2 · The live counter (ε-differential privacy)
Once per minute the server reads the total vote count and adds a sample from a Laplace distribution with scale b = 1/ε. The published value is ≈ X ± Y where Y is the 90th-percentile noise band (≈ 2.3/ε).
Default ε = 1.0 — a tight, "strong privacy" budget by the standards of the differential-privacy literature. The exact ε is published on every reading and on the stream surface itself. The DP guarantee means no individual vote can be inferred from the counter's behaviour, even by an adversary watching the live stream forever.
Reference: Dwork et al., "Differential privacy under continual observation" (STOC 2010).
3 · The era-day aggregate
Once per era-day, for each statement, we count agree/disagree/pass and write an aggregate row. Each count is itself noised. Cohort sub-cells (generation, region, language) are suppressed when N < 25. No cell below the k-anonymity floor is ever written, so it cannot ever be published.
4 · The era-week reading (PCA + k-means)
- Build the sparse vote matrix V[participant × statement] with values {+1, -1, 0, null}.
- Mean-centre each column (ignoring nulls).
- Compute the statement-by-statement covariance and power-iterate for the top 2 eigenvectors (deterministic seed for reproducibility).
- Project each participant onto those 2 axes — the opinion space.
- k-means in 2D with k ∈ 2..5; pick by silhouette score.
- For each cluster, surface representative statements (highest in-cluster vs out-cluster agree-share).

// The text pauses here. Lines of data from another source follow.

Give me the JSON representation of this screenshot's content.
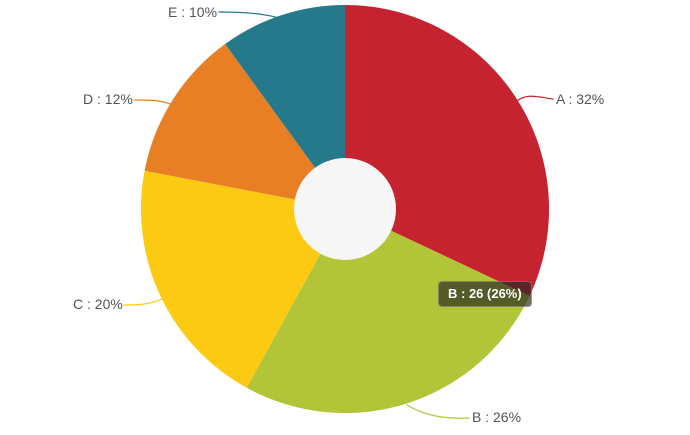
{
  "chart_data": {
    "type": "pie",
    "variant": "donut",
    "title": "",
    "categories": [
      "A",
      "B",
      "C",
      "D",
      "E"
    ],
    "values": [
      32,
      26,
      20,
      12,
      10
    ],
    "total": 100,
    "unit": "%",
    "direction": "clockwise",
    "start_angle_deg": 0,
    "colors": [
      "#c4232f",
      "#b2c437",
      "#fcca12",
      "#e87f25",
      "#26798a"
    ],
    "hole_color": "#f6f6f6",
    "legend_position": "none",
    "labels": [
      "A : 32%",
      "B : 26%",
      "C : 20%",
      "D : 12%",
      "E : 10%"
    ]
  },
  "tooltip": {
    "text": "B : 26 (26%)"
  },
  "style": {
    "label_color": "#545454",
    "background": "#ffffff"
  }
}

- Across all clusters, surface consensus statements (high agreement, N ≥ 25) and divisive statements (closest to 50/50).
- Write the reading with
math_versionstamped so historical readings stay reproducible.
Reference: Megill et al., "Polis: Scaling Deliberation by Mapping High-Dimensional Opinion Spaces", Recerca 26.2 (2021). Reproduction reference: polis-community/red-dwarf (MPL-2.0).

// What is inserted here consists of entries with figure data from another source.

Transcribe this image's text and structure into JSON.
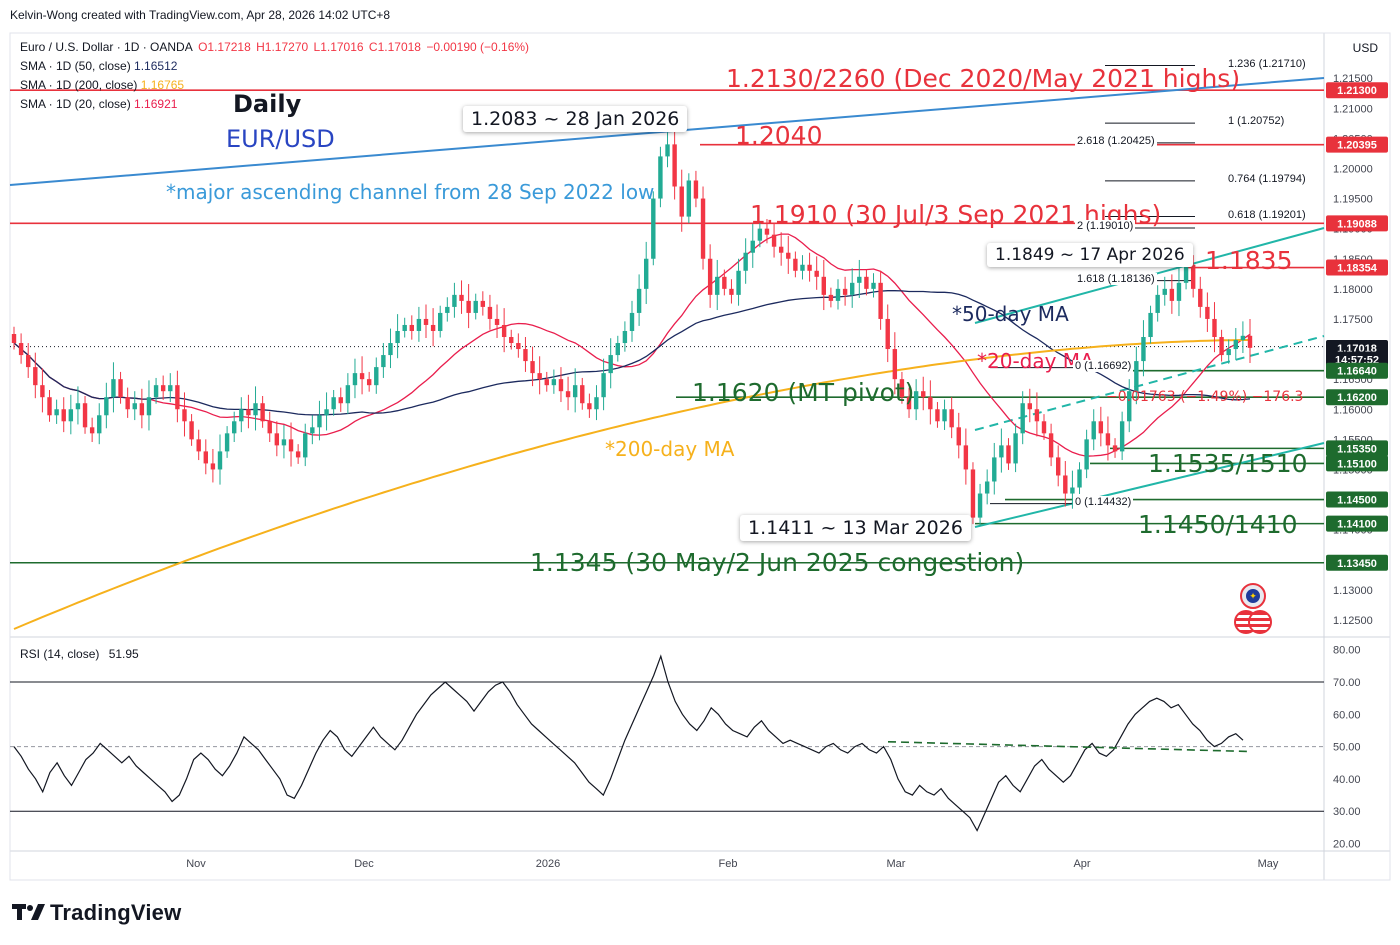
{
  "header": {
    "credit": "Kelvin-Wong created with TradingView.com, Apr 28, 2026 14:02 UTC+8",
    "symbol": "Euro / U.S. Dollar · 1D · OANDA",
    "ohlc": {
      "open": "O1.17218",
      "high": "H1.17270",
      "low": "L1.17016",
      "close": "C1.17018",
      "change": "−0.00190 (−0.16%)"
    },
    "sma50": {
      "label": "SMA · 1D (50, close)",
      "value": "1.16512",
      "color": "#1c2a5e"
    },
    "sma200": {
      "label": "SMA · 1D (200, close)",
      "value": "1.16765",
      "color": "#f6b11c"
    },
    "sma20": {
      "label": "SMA · 1D (20, close)",
      "value": "1.16921",
      "color": "#e91e4d"
    },
    "currency": "USD"
  },
  "rsi_header": {
    "label": "RSI (14, close)",
    "value": "51.95"
  },
  "branding": {
    "logo": "TradingView"
  },
  "annotations": {
    "daily": "Daily",
    "pair": "EUR/USD",
    "channel": "*major ascending channel from 28 Sep 2022 low",
    "r1": "1.2130/2260 (Dec 2020/May 2021 highs)",
    "r2": "1.2040",
    "r3": "1.1910 (30 Jul/3 Sep 2021 highs)",
    "r4": "1.1835",
    "pivot": "1.1620 (MT pivot)",
    "s1": "1.1535/1510",
    "s2": "1.1450/1410",
    "s3": "1.1345 (30 May/2 Jun 2025 congestion)",
    "ma50": "*50-day MA",
    "ma20": "*20-day MA",
    "ma200": "*200-day MA",
    "hi_jan": "1.2083 ~ 28 Jan 2026",
    "hi_apr": "1.1849 ~ 17 Apr 2026",
    "lo_mar": "1.1411 ~ 13 Mar 2026",
    "measure": "−0.01763 (−1.49%) −176.3"
  },
  "colors": {
    "red": "#e8323c",
    "green": "#1e6b2e",
    "blue": "#3a8ad0",
    "teal": "#21b6a8",
    "up": "#22ab94",
    "down": "#f23645",
    "orange": "#f6b11c",
    "navy": "#1c2a5e",
    "pink": "#e91e4d"
  },
  "fibs": [
    {
      "label": "1.236 (1.21710)",
      "price": 1.2171
    },
    {
      "label": "1 (1.20752)",
      "price": 1.20752
    },
    {
      "label": "2.618 (1.20425)",
      "price": 1.20425
    },
    {
      "label": "0.764 (1.19794)",
      "price": 1.19794
    },
    {
      "label": "0.618 (1.19201)",
      "price": 1.19201
    },
    {
      "label": "2 (1.19010)",
      "price": 1.1901
    },
    {
      "label": "1.618 (1.18136)",
      "price": 1.18136
    },
    {
      "label": "0 (1.16692)",
      "price": 1.16692
    },
    {
      "label": "0 (1.14432)",
      "price": 1.14432
    }
  ],
  "price_tags": [
    {
      "text": "1.21300",
      "price": 1.213,
      "color": "#e8323c"
    },
    {
      "text": "1.20395",
      "price": 1.20395,
      "color": "#e8323c"
    },
    {
      "text": "1.19088",
      "price": 1.19088,
      "color": "#e8323c"
    },
    {
      "text": "1.18354",
      "price": 1.18354,
      "color": "#e8323c"
    },
    {
      "text": "1.17018",
      "price": 1.17018,
      "color": "#131722"
    },
    {
      "text": "14:57:52",
      "price": 1.16826,
      "color": "#131722"
    },
    {
      "text": "1.16640",
      "price": 1.1664,
      "color": "#1e6b2e"
    },
    {
      "text": "1.16200",
      "price": 1.162,
      "color": "#1e6b2e"
    },
    {
      "text": "1.15350",
      "price": 1.1535,
      "color": "#1e6b2e"
    },
    {
      "text": "1.15100",
      "price": 1.151,
      "color": "#1e6b2e"
    },
    {
      "text": "1.14500",
      "price": 1.145,
      "color": "#1e6b2e"
    },
    {
      "text": "1.14100",
      "price": 1.141,
      "color": "#1e6b2e"
    },
    {
      "text": "1.13450",
      "price": 1.1345,
      "color": "#1e6b2e"
    }
  ],
  "chart_data": [
    {
      "type": "candlestick",
      "title": "Euro / U.S. Dollar · 1D · OANDA",
      "ylim": [
        1.1225,
        1.2225
      ],
      "y_ticks": [
        1.125,
        1.13,
        1.135,
        1.14,
        1.145,
        1.15,
        1.155,
        1.16,
        1.165,
        1.17,
        1.175,
        1.18,
        1.185,
        1.19,
        1.195,
        1.2,
        1.205,
        1.21,
        1.215
      ],
      "x_labels": [
        "Nov",
        "Dec",
        "2026",
        "Feb",
        "Mar",
        "Apr",
        "May"
      ],
      "closes": [
        1.171,
        1.169,
        1.167,
        1.164,
        1.162,
        1.159,
        1.16,
        1.158,
        1.16,
        1.161,
        1.157,
        1.156,
        1.159,
        1.162,
        1.165,
        1.162,
        1.16,
        1.161,
        1.159,
        1.162,
        1.164,
        1.163,
        1.164,
        1.16,
        1.158,
        1.155,
        1.153,
        1.151,
        1.15,
        1.153,
        1.156,
        1.158,
        1.16,
        1.159,
        1.161,
        1.158,
        1.156,
        1.154,
        1.155,
        1.153,
        1.152,
        1.156,
        1.157,
        1.159,
        1.16,
        1.162,
        1.161,
        1.164,
        1.166,
        1.165,
        1.164,
        1.167,
        1.169,
        1.171,
        1.173,
        1.174,
        1.173,
        1.175,
        1.174,
        1.173,
        1.176,
        1.177,
        1.179,
        1.178,
        1.176,
        1.178,
        1.177,
        1.175,
        1.174,
        1.172,
        1.171,
        1.17,
        1.168,
        1.166,
        1.165,
        1.164,
        1.165,
        1.163,
        1.162,
        1.164,
        1.161,
        1.16,
        1.162,
        1.166,
        1.169,
        1.171,
        1.173,
        1.176,
        1.18,
        1.185,
        1.195,
        1.202,
        1.204,
        1.197,
        1.192,
        1.198,
        1.195,
        1.185,
        1.179,
        1.182,
        1.18,
        1.179,
        1.183,
        1.186,
        1.188,
        1.19,
        1.189,
        1.187,
        1.186,
        1.185,
        1.183,
        1.184,
        1.183,
        1.182,
        1.179,
        1.178,
        1.18,
        1.179,
        1.181,
        1.182,
        1.18,
        1.181,
        1.175,
        1.17,
        1.165,
        1.162,
        1.16,
        1.163,
        1.162,
        1.16,
        1.158,
        1.16,
        1.157,
        1.154,
        1.15,
        1.142,
        1.146,
        1.148,
        1.152,
        1.154,
        1.151,
        1.156,
        1.161,
        1.16,
        1.158,
        1.156,
        1.152,
        1.149,
        1.146,
        1.147,
        1.15,
        1.155,
        1.158,
        1.156,
        1.154,
        1.153,
        1.158,
        1.163,
        1.168,
        1.172,
        1.176,
        1.179,
        1.18,
        1.178,
        1.181,
        1.184,
        1.18,
        1.177,
        1.175,
        1.172,
        1.169,
        1.17,
        1.1715,
        1.1722,
        1.1702
      ],
      "series": [
        {
          "name": "SMA · 1D (50, close)"
        },
        {
          "name": "SMA · 1D (200, close)"
        },
        {
          "name": "SMA · 1D (20, close)"
        }
      ]
    },
    {
      "type": "line",
      "title": "RSI (14, close)",
      "ylim": [
        18,
        83
      ],
      "y_ticks": [
        20,
        30,
        40,
        50,
        60,
        70,
        80
      ],
      "values": [
        50,
        47,
        43,
        40,
        36,
        42,
        45,
        41,
        38,
        42,
        46,
        48,
        51,
        49,
        47,
        45,
        47,
        44,
        42,
        40,
        38,
        36,
        33,
        35,
        40,
        46,
        48,
        46,
        43,
        41,
        44,
        48,
        53,
        51,
        49,
        46,
        43,
        40,
        35,
        34,
        38,
        43,
        48,
        52,
        55,
        53,
        49,
        47,
        50,
        53,
        56,
        53,
        51,
        49,
        52,
        56,
        60,
        63,
        66,
        68,
        70,
        68,
        66,
        64,
        61,
        64,
        67,
        69,
        70,
        67,
        63,
        60,
        57,
        55,
        53,
        51,
        49,
        47,
        45,
        42,
        39,
        37,
        35,
        40,
        46,
        52,
        57,
        62,
        67,
        72,
        78,
        70,
        64,
        60,
        57,
        55,
        58,
        62,
        60,
        57,
        55,
        54,
        53,
        56,
        58,
        55,
        53,
        51,
        52,
        51,
        50,
        49,
        48,
        50,
        51,
        49,
        48,
        50,
        51,
        49,
        48,
        50,
        46,
        40,
        36,
        35,
        38,
        36,
        35,
        37,
        34,
        32,
        30,
        28,
        24,
        29,
        34,
        39,
        41,
        38,
        36,
        40,
        44,
        46,
        43,
        41,
        39,
        41,
        45,
        49,
        51,
        48,
        47,
        49,
        53,
        57,
        60,
        62,
        64,
        65,
        64,
        62,
        63,
        60,
        57,
        55,
        52,
        50,
        51,
        53,
        54,
        52
      ]
    }
  ]
}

5 · What this method cannot do
- It cannot produce "99% of Tamils support X". DP noise + k=25 suppression + opinion-mapping (not yes/no aggregation) make that output structurally impossible.
- It cannot tell you who voted for what. Per-participant identifiers are pseudonymous hashes; there is no public read path on the vote table.

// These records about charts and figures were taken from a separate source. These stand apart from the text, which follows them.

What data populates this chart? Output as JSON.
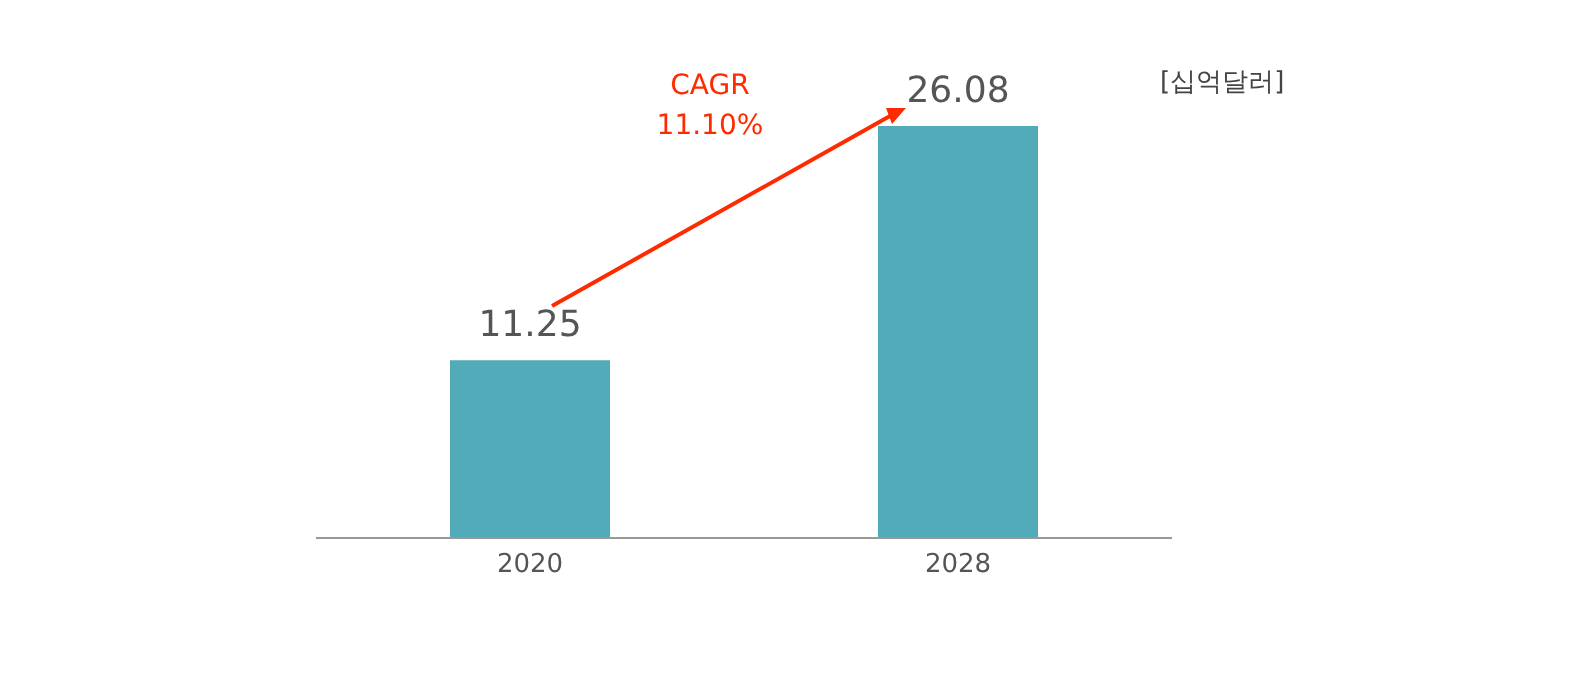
{
  "chart_data": {
    "type": "bar",
    "categories": [
      "2020",
      "2028"
    ],
    "values": [
      11.25,
      26.08
    ],
    "color": "#51abb9",
    "data_labels": true,
    "annotations": [
      "[십억달러]",
      "CAGR\n11.10%"
    ]
  }
}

- It cannot represent the diaspora. N is always self-selected.
- It cannot be safely streamed at the per-statement level — only the global DP counter and the rotating consensus statement are stream-safe.
6 · Statement source policy
During the founding era, statements come only from MP Packs, Unmai desks, Magalir Avai, and the Case Organ. Open member submission opens only after the graduation gates close.
7 · Why we do not run Pol.is itself
Pol.is (pol-is/polisMath) is AGPL-3.0 and runs as a Clojure service paired with Postgres. We chose to re-implement the well-documented math inside our own stack because (a) we already run TanStack Start on Postgres, (b) owning the implementation lets us audit it line by line, and (c) the Pol.is community's MPL-2.0 reference port (red-dwarf) and the Recerca 2021 paper make the algorithm reproducible without inheriting the AGPL surface.